- La société néerlandaise a vécu des heures difficiles: montée en puissance des populistes et assassinat de Pim Fortuyn, assassinat de Theo Van Gogh. A chaque fois l'immigration et l'intégration ont été au cœur de ces événements. Cette image de chaos est-elle toujours vraie?

Paul Scheffer: Chaque phase d'immigration provoque des tensions et des problèmes d'adaptation. Mes études sur l'immigration américaine m'ont appris que, sur le long terme, il n'existe pas d'immigration sans conflit, qu'un conflit peut être interprété comme un signe d'intégration, non de désintégration. Nous avons vécu une longue période d'évitement. Typiquement, la première génération d'immigrés cherche à s'isoler, et la société hôte observe une attitude de rejet ou de distance. Je crois que cette phase est derrière nous. On ne peut plus s'éviter dans des villes comme Amsterdam ou Rotterdam, où 50% de la population est issue de l'immigration. Notre société a changé. Il faut vivre ensemble, poser la question de la liberté de chacun et tenter de faire cohabiter les différentes cultures. Il n'y a pas de fatalité. Ces tensions sont partout en Europe. Partout, la transformation des sociétés européennes véhicule des aspects nationaux particuliers et provoque des conflits.

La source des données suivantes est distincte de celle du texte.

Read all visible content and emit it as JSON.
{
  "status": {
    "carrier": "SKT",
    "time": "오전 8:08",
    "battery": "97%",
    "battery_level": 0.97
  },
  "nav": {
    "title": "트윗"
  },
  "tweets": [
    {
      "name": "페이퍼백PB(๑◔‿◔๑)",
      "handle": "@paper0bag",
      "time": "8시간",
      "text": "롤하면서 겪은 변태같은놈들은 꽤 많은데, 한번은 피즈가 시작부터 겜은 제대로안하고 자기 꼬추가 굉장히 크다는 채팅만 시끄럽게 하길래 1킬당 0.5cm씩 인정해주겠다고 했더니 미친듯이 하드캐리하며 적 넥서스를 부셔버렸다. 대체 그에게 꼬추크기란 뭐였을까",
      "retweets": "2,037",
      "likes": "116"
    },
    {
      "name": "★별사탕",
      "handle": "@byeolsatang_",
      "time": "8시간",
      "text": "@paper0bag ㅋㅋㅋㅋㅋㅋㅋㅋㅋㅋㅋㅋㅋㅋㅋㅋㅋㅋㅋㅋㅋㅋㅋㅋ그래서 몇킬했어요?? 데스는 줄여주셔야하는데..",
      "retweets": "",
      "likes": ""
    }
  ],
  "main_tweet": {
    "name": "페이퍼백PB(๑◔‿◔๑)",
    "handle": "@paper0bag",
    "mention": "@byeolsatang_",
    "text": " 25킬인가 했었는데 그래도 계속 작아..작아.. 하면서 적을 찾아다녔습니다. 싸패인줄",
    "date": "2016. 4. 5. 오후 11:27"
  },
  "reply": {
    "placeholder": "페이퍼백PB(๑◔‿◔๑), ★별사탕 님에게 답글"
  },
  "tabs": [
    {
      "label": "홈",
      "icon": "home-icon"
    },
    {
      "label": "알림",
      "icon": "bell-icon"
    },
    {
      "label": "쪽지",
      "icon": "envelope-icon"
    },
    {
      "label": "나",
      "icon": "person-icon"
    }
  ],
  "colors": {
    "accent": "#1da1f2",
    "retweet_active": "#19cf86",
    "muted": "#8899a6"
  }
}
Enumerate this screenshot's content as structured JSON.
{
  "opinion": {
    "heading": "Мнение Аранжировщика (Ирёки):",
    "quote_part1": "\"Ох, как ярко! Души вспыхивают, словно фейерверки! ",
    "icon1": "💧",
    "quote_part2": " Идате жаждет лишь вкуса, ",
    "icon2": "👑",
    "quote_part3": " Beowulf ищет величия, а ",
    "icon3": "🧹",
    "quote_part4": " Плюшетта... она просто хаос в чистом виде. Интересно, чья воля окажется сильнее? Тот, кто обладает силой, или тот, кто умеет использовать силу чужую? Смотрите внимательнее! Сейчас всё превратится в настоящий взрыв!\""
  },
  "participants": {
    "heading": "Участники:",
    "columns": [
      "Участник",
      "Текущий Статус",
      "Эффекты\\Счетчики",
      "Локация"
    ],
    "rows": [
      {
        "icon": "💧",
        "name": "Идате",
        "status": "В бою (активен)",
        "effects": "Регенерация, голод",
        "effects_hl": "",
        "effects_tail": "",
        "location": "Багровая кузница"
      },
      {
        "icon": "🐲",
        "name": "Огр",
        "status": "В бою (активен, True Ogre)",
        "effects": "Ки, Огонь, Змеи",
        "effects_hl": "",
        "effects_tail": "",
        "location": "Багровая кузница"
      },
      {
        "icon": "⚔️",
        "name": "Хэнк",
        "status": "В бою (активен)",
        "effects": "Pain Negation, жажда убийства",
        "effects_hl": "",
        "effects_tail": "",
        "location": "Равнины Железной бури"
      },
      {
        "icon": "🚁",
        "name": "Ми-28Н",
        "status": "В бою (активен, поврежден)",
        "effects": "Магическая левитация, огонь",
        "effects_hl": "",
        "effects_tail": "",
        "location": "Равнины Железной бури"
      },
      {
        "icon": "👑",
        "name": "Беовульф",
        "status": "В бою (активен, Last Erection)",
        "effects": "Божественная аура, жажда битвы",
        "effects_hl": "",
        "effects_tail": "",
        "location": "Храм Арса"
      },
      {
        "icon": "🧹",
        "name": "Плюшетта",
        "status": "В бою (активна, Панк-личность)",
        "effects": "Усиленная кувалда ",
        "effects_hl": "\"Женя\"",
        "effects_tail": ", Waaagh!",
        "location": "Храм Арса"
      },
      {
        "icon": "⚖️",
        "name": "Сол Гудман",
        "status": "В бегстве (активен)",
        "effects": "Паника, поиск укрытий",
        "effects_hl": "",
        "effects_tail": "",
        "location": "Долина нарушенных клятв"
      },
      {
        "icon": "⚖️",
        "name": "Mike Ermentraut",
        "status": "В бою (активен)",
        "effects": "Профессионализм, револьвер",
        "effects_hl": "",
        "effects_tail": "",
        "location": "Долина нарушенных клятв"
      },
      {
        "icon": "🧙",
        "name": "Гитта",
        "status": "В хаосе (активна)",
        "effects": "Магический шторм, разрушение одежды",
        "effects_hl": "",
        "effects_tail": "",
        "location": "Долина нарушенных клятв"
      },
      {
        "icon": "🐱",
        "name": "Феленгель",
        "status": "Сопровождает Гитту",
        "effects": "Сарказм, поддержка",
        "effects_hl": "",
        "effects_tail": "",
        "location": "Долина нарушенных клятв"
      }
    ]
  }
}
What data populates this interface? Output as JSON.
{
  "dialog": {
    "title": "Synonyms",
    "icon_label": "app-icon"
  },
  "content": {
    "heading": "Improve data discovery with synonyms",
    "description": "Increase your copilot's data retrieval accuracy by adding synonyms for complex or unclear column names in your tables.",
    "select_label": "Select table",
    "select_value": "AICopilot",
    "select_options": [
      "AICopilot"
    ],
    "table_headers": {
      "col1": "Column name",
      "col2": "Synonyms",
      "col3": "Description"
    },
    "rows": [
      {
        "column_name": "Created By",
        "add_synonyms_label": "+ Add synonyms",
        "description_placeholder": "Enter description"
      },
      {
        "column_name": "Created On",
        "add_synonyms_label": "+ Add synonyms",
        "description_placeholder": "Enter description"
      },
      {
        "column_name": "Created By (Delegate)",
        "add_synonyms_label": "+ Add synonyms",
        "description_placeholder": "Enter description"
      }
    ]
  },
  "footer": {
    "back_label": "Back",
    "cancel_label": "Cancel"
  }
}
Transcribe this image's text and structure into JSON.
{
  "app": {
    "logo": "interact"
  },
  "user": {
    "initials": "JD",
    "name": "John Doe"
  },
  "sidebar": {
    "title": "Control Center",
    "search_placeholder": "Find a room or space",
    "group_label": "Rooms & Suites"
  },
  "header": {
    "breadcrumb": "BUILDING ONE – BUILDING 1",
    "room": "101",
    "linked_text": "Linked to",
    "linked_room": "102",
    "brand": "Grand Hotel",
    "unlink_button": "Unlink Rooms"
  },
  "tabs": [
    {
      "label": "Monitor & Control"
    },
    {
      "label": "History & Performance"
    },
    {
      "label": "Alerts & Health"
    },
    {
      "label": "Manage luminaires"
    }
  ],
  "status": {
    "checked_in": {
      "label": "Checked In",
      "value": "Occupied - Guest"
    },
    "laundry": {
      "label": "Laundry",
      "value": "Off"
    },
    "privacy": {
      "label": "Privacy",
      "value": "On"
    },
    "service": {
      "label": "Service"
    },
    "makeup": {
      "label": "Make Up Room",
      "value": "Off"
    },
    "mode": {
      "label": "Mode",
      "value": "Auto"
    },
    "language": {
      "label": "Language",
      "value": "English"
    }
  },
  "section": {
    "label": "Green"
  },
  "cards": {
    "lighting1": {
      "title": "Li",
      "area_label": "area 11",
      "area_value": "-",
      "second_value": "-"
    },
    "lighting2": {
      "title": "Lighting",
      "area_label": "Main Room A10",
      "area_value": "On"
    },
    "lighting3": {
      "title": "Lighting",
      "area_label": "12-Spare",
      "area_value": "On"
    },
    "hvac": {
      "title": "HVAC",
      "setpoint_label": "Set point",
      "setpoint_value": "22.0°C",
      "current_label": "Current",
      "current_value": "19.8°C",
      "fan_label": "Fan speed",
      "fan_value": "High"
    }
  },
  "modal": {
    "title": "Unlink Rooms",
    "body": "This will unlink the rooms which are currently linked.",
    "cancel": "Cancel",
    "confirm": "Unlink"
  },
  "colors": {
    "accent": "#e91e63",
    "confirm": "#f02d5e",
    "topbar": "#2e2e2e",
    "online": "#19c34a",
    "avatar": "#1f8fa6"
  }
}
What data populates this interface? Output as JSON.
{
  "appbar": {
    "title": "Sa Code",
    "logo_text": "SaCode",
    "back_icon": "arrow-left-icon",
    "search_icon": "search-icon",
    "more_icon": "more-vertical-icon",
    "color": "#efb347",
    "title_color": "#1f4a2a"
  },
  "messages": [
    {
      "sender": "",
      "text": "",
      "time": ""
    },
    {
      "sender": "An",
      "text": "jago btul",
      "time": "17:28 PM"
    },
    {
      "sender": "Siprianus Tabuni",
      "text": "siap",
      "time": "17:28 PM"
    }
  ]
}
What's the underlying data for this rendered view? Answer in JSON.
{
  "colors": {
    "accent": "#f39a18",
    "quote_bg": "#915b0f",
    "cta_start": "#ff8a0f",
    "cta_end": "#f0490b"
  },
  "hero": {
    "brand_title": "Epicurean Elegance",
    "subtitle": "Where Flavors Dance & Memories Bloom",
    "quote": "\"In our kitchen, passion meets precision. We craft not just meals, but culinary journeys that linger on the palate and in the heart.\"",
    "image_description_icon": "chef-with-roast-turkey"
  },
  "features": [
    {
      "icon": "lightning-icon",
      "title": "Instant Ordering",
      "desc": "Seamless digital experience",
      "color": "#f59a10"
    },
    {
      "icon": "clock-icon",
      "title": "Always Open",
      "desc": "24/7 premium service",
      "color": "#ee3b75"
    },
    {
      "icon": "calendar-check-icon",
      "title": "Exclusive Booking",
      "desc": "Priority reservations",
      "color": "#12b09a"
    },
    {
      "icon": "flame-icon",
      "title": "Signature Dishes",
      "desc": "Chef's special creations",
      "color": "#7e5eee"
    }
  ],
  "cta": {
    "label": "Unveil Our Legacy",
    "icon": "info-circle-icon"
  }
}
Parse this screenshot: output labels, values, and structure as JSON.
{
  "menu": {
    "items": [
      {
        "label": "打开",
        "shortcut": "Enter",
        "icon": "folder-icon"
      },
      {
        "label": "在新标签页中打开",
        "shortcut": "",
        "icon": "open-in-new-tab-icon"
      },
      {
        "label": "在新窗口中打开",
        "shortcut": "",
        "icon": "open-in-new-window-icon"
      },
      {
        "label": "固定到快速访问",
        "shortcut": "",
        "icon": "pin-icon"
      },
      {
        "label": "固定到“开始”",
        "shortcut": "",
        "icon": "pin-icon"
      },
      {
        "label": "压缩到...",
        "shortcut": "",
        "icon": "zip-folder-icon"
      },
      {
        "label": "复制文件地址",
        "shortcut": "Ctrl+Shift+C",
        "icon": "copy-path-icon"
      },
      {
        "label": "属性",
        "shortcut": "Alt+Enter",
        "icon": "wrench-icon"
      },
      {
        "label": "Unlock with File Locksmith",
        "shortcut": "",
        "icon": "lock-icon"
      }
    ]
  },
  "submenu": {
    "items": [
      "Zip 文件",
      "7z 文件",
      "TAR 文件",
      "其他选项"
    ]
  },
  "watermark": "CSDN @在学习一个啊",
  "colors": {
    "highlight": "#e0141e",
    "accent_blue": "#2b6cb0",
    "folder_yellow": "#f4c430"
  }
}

- La crise morale provoquée par Pim Fortuyn, puis par son assassinat en 2002, avait conduit le gouvernement Balkenende à ouvrir un débat «sur les normes et valeurs» de la société néerlandaise. Qu'en reste-t-il?

- Ce débat a été intégré par les autres partis. Les gens comprennent maintenant que la libération des années1960, basée sur l'idée de l'autonomie individuelle, a permis des progrès démocratiques considérables mais a aussi abouti à une société plus rude, plus agressive. Beaucoup pensent désormais que ce changement culturel a trouvé certaines limites. Face à une violence toujours plus grande, Balkenende a su engager un débat qui touche à la morale, à la symbolique. Les Pays-Bas ne sont pas seuls à vivre cette situation. Les travaillistes de Blair y répondent par une sorte d'autoritarisme. Face à l'autonomie individuelle doivent aussi exister des valeurs comme l'ordre public, le sens de la communauté, etc.

- Que répondez-vous à ceux qui affirment que le pays s'est replié sur lui-même? On a dit que la ministre sortante de l'Intérieur Rita Verdonck voulait créer une «Hollande provinciale et monoculturelle».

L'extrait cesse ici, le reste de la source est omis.